Matthew Hawkins matthew at topic.com.au
Thu Apr 4 15:16:00 EST 2002


On Thu, 04 Apr 2002, Rasjid Wilcox wrote:
> Quick views on PostgreSQL vs MySQL (or even InterBase?)

MySQL is extremely fast, reliable, and seems to be supported by more
applications.  The biggest downside is not having sub-selects - iirc
they're going to look at that this development cycle.  Despite what
somebody else said, it does have transaction support - you need to use
Berkeley DB or InnoDB table types when you create the table you want
transaction support on.  With the standard tables, for most things you
don't need transactions anyway as operations are atomic (unlike
postgresql which will happily corrupt all your data)

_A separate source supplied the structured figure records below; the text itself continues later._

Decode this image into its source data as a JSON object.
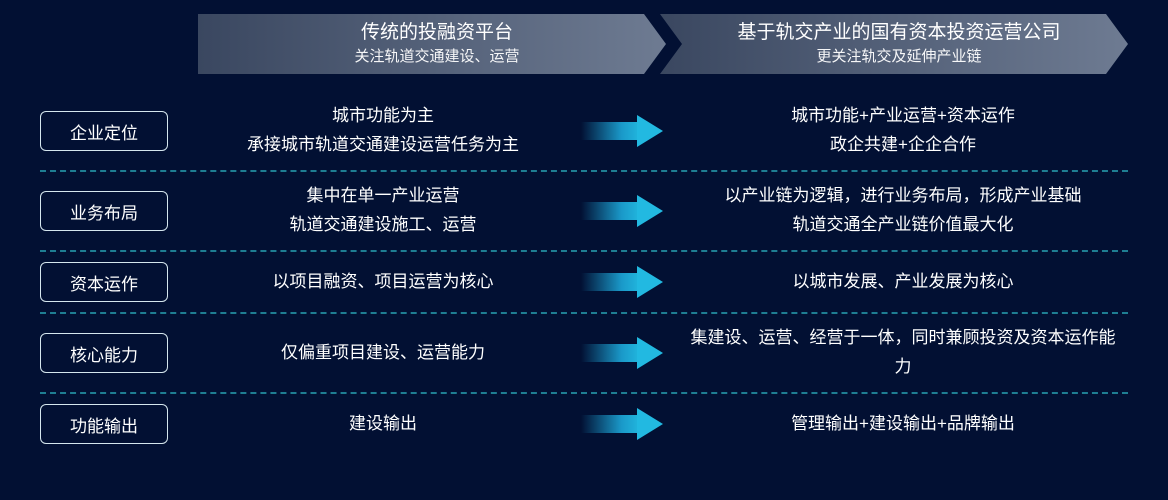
{
  "type": "infographic",
  "background_color": "#021033",
  "text_color": "#ffffff",
  "divider_color": "#228a9e",
  "label_border_color": "#d5e6ee",
  "arrow_gradient": [
    "rgba(6,29,68,0)",
    "#22b9e1"
  ],
  "header": {
    "left": {
      "title": "传统的投融资平台",
      "sub": "关注轨道交通建设、运营"
    },
    "right": {
      "title": "基于轨交产业的国有资本投资运营公司",
      "sub": "更关注轨交及延伸产业链"
    },
    "gradient": [
      "#3a4760",
      "#6e7b92"
    ]
  },
  "rows": [
    {
      "label": "企业定位",
      "left1": "城市功能为主",
      "left2": "承接城市轨道交通建设运营任务为主",
      "right1": "城市功能+产业运营+资本运作",
      "right2": "政企共建+企企合作"
    },
    {
      "label": "业务布局",
      "left1": "集中在单一产业运营",
      "left2": "轨道交通建设施工、运营",
      "right1": "以产业链为逻辑，进行业务布局，形成产业基础",
      "right2": "轨道交通全产业链价值最大化"
    },
    {
      "label": "资本运作",
      "left1": "以项目融资、项目运营为核心",
      "left2": "",
      "right1": "以城市发展、产业发展为核心",
      "right2": ""
    },
    {
      "label": "核心能力",
      "left1": "仅偏重项目建设、运营能力",
      "left2": "",
      "right1": "集建设、运营、经营于一体，同时兼顾投资及资本运作能力",
      "right2": ""
    },
    {
      "label": "功能输出",
      "left1": "建设输出",
      "left2": "",
      "right1": "管理输出+建设输出+品牌输出",
      "right2": ""
    }
  ]
}
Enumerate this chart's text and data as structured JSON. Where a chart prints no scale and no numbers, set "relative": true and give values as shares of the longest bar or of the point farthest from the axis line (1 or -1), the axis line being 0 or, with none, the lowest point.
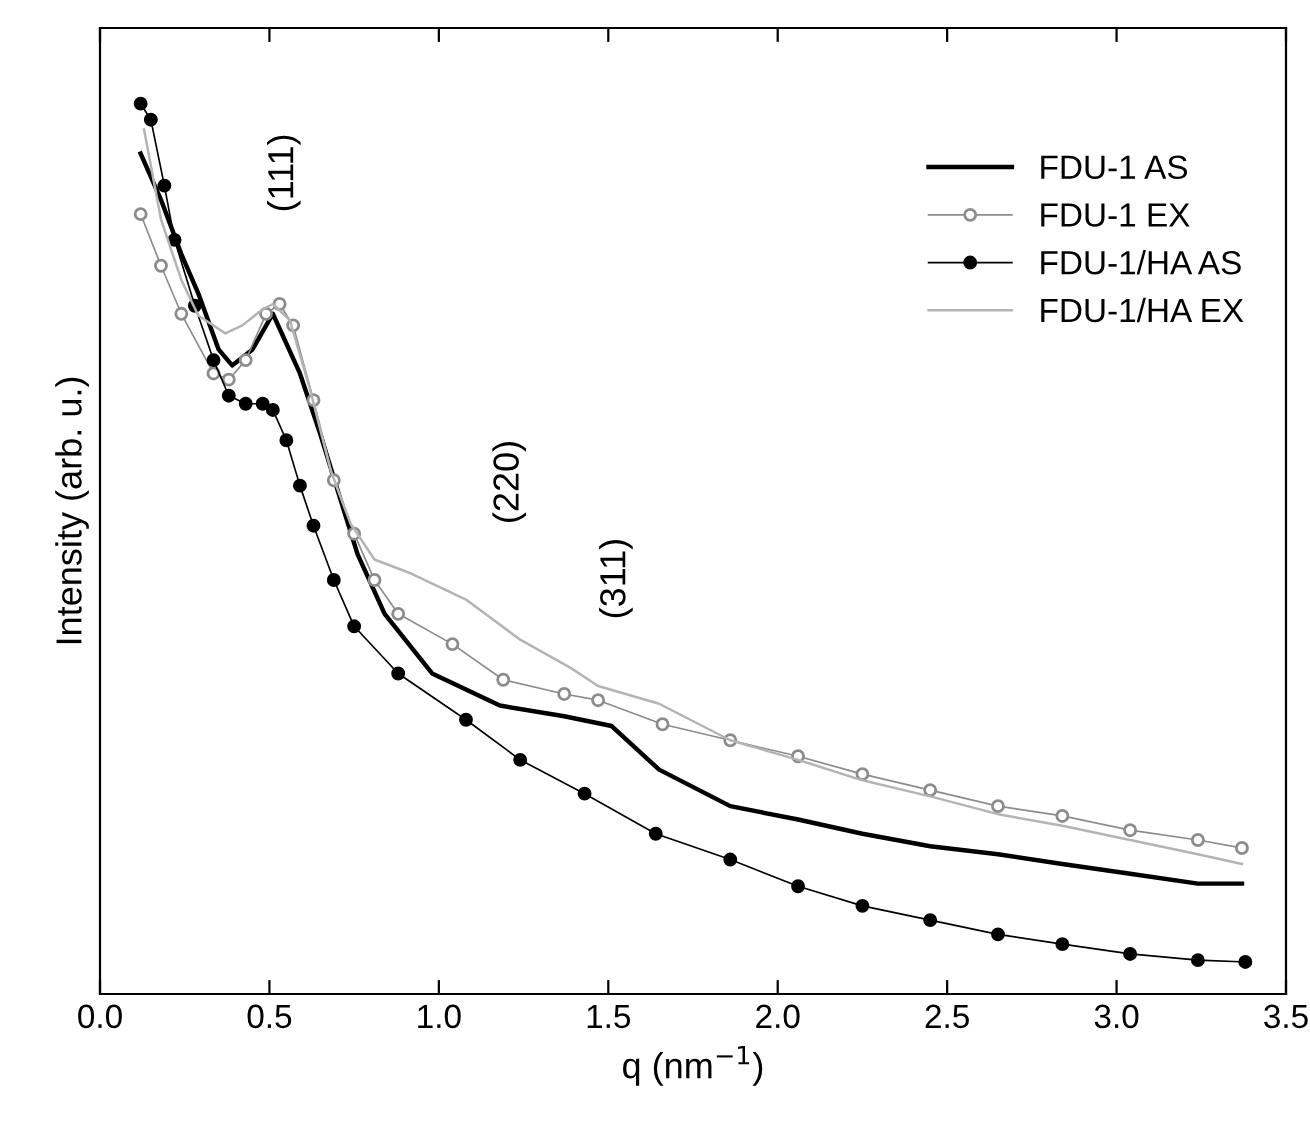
{
  "chart_data": {
    "type": "line",
    "xlabel": "q (nm$^{−1}$)",
    "ylabel": "Intensity (arb. u.)",
    "relative": true,
    "xlim": [
      0,
      3.5
    ],
    "xticks": [
      {
        "value": 0,
        "label": "0.0"
      },
      0.5,
      {
        "value": 1,
        "label": "1.0"
      },
      1.5,
      {
        "value": 2,
        "label": "2.0"
      },
      2.5,
      {
        "value": 3,
        "label": "3.0"
      },
      3.5
    ],
    "legend": "top right",
    "grid": false,
    "annotations": [
      "(111)",
      "(220)",
      "(311)"
    ],
    "series": [
      {
        "name": "FDU-1 AS",
        "color": "#000000",
        "marker": "none",
        "x": [
          0.12,
          0.18,
          0.24,
          0.29,
          0.35,
          0.39,
          0.45,
          0.51,
          0.59,
          0.65,
          0.71,
          0.76,
          0.84,
          0.98,
          1.18,
          1.37,
          1.51,
          1.65,
          1.86,
          2.06,
          2.25,
          2.45,
          2.65,
          2.84,
          3.04,
          3.24,
          3.37
        ],
        "values": [
          0.944,
          0.892,
          0.831,
          0.787,
          0.724,
          0.706,
          0.724,
          0.764,
          0.697,
          0.629,
          0.555,
          0.494,
          0.427,
          0.36,
          0.324,
          0.312,
          0.301,
          0.252,
          0.211,
          0.196,
          0.18,
          0.166,
          0.157,
          0.146,
          0.135,
          0.124,
          0.124
        ]
      },
      {
        "name": "FDU-1 EX",
        "color": "#8c8c8c",
        "marker": "circle",
        "x": [
          0.12,
          0.18,
          0.24,
          0.335,
          0.38,
          0.43,
          0.49,
          0.53,
          0.57,
          0.63,
          0.69,
          0.75,
          0.81,
          0.88,
          1.04,
          1.19,
          1.37,
          1.47,
          1.66,
          1.86,
          2.06,
          2.25,
          2.45,
          2.65,
          2.84,
          3.04,
          3.24,
          3.37
        ],
        "values": [
          0.876,
          0.818,
          0.764,
          0.697,
          0.69,
          0.712,
          0.764,
          0.775,
          0.751,
          0.667,
          0.577,
          0.517,
          0.465,
          0.427,
          0.393,
          0.353,
          0.337,
          0.33,
          0.303,
          0.285,
          0.267,
          0.247,
          0.229,
          0.211,
          0.2,
          0.184,
          0.173,
          0.164
        ]
      },
      {
        "name": "FDU-1/HA AS",
        "color": "#000000",
        "marker": "circle",
        "x": [
          0.12,
          0.15,
          0.19,
          0.22,
          0.28,
          0.335,
          0.38,
          0.43,
          0.48,
          0.51,
          0.55,
          0.59,
          0.63,
          0.69,
          0.75,
          0.88,
          1.08,
          1.24,
          1.43,
          1.64,
          1.86,
          2.06,
          2.25,
          2.45,
          2.65,
          2.84,
          3.04,
          3.24,
          3.38
        ],
        "values": [
          1.0,
          0.982,
          0.908,
          0.847,
          0.773,
          0.712,
          0.672,
          0.663,
          0.663,
          0.656,
          0.622,
          0.571,
          0.526,
          0.465,
          0.413,
          0.36,
          0.308,
          0.263,
          0.225,
          0.18,
          0.151,
          0.121,
          0.099,
          0.083,
          0.067,
          0.056,
          0.045,
          0.038,
          0.036
        ]
      },
      {
        "name": "FDU-1/HA EX",
        "color": "#b4b4b4",
        "marker": "none",
        "x": [
          0.13,
          0.18,
          0.24,
          0.29,
          0.37,
          0.42,
          0.48,
          0.51,
          0.56,
          0.62,
          0.68,
          0.74,
          0.81,
          0.92,
          1.08,
          1.24,
          1.39,
          1.47,
          1.65,
          1.86,
          2.06,
          2.25,
          2.45,
          2.65,
          2.84,
          3.04,
          3.24,
          3.37
        ],
        "values": [
          0.971,
          0.87,
          0.802,
          0.762,
          0.742,
          0.751,
          0.769,
          0.775,
          0.757,
          0.679,
          0.589,
          0.528,
          0.488,
          0.472,
          0.443,
          0.398,
          0.366,
          0.346,
          0.326,
          0.285,
          0.263,
          0.24,
          0.222,
          0.202,
          0.189,
          0.173,
          0.157,
          0.146
        ]
      }
    ]
  }
}
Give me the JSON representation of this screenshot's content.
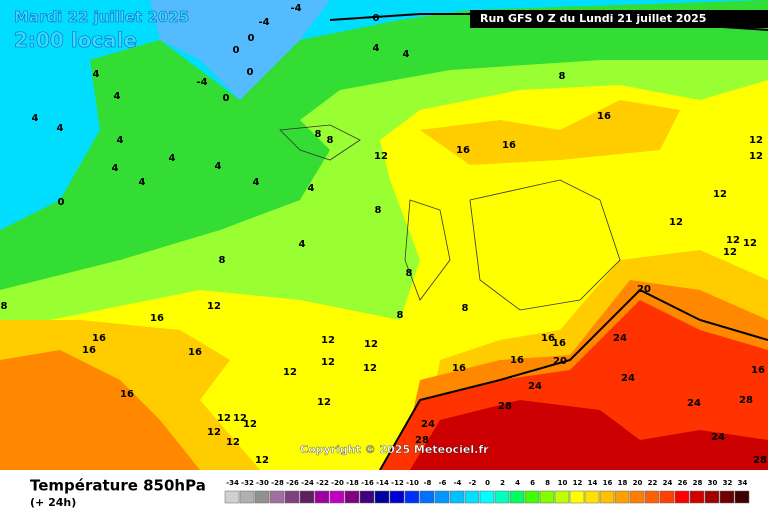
{
  "header": {
    "date": "Mardi 22 juillet 2025",
    "time": "2:00 locale",
    "run": "Run GFS 0 Z du Lundi 21 juillet 2025"
  },
  "copyright": "Copyright © 2025 Meteociel.fr",
  "footer": {
    "title": "Température 850hPa",
    "lead": "(+ 24h)"
  },
  "scale": {
    "values": [
      -34,
      -32,
      -30,
      -28,
      -26,
      -24,
      -22,
      -20,
      -18,
      -16,
      -14,
      -12,
      -10,
      -8,
      -6,
      -4,
      -2,
      0,
      2,
      4,
      6,
      8,
      10,
      12,
      14,
      16,
      18,
      20,
      22,
      24,
      26,
      28,
      30,
      32,
      34
    ],
    "colors": [
      "#d0d0d0",
      "#b0b0b0",
      "#909090",
      "#a070a0",
      "#804080",
      "#602060",
      "#a000a0",
      "#c000c0",
      "#800080",
      "#400080",
      "#0000a0",
      "#0000d0",
      "#0030ff",
      "#0070ff",
      "#0098ff",
      "#00c0ff",
      "#00e0ff",
      "#00ffff",
      "#00ffc0",
      "#00ff60",
      "#40ff00",
      "#80ff00",
      "#c0ff00",
      "#ffff00",
      "#ffe000",
      "#ffc000",
      "#ffa000",
      "#ff8000",
      "#ff6000",
      "#ff4000",
      "#ff0000",
      "#d00000",
      "#a00000",
      "#700000",
      "#400000"
    ]
  },
  "contour_labels": [
    -4,
    -4,
    0,
    0,
    0,
    -4,
    0,
    0,
    4,
    4,
    8,
    16,
    16,
    16,
    12,
    12,
    12,
    12,
    12,
    12,
    12,
    12,
    8,
    8,
    8,
    8,
    8,
    8,
    8,
    4,
    4,
    4,
    4,
    4,
    4,
    4,
    4,
    4,
    4,
    4,
    4,
    0,
    8,
    12,
    16,
    16,
    16,
    16,
    16,
    12,
    12,
    12,
    12,
    12,
    12,
    12,
    12,
    12,
    12,
    12,
    12,
    16,
    16,
    16,
    16,
    20,
    20,
    24,
    24,
    24,
    24,
    24,
    24,
    28,
    28,
    28,
    28,
    16
  ]
}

I haven't used postgresql since 6.3, where launching Office 2000 in
Win2k in vmware running over an encrypted tunnel through a string & 2
tin cans felt a lot faster than it.  That particular problem was
supposed to have been fixed in 7.0 though as I said, I haven't tried.
Apart from it being trivially easy to corrupt all your data and losing
badly against molasses in the speed race, oh, and falling over every 15
minutes or so, the API was quite rich (and, at the time, much more
impressive than MySQL's)

Unless you're going to be DBA, why do you particularly care which one is
used?  Pick one for testing your own development, but if your
application is any good you'll let JDBC abstract the backend DB - and
let the end user decide which flavor headache to get.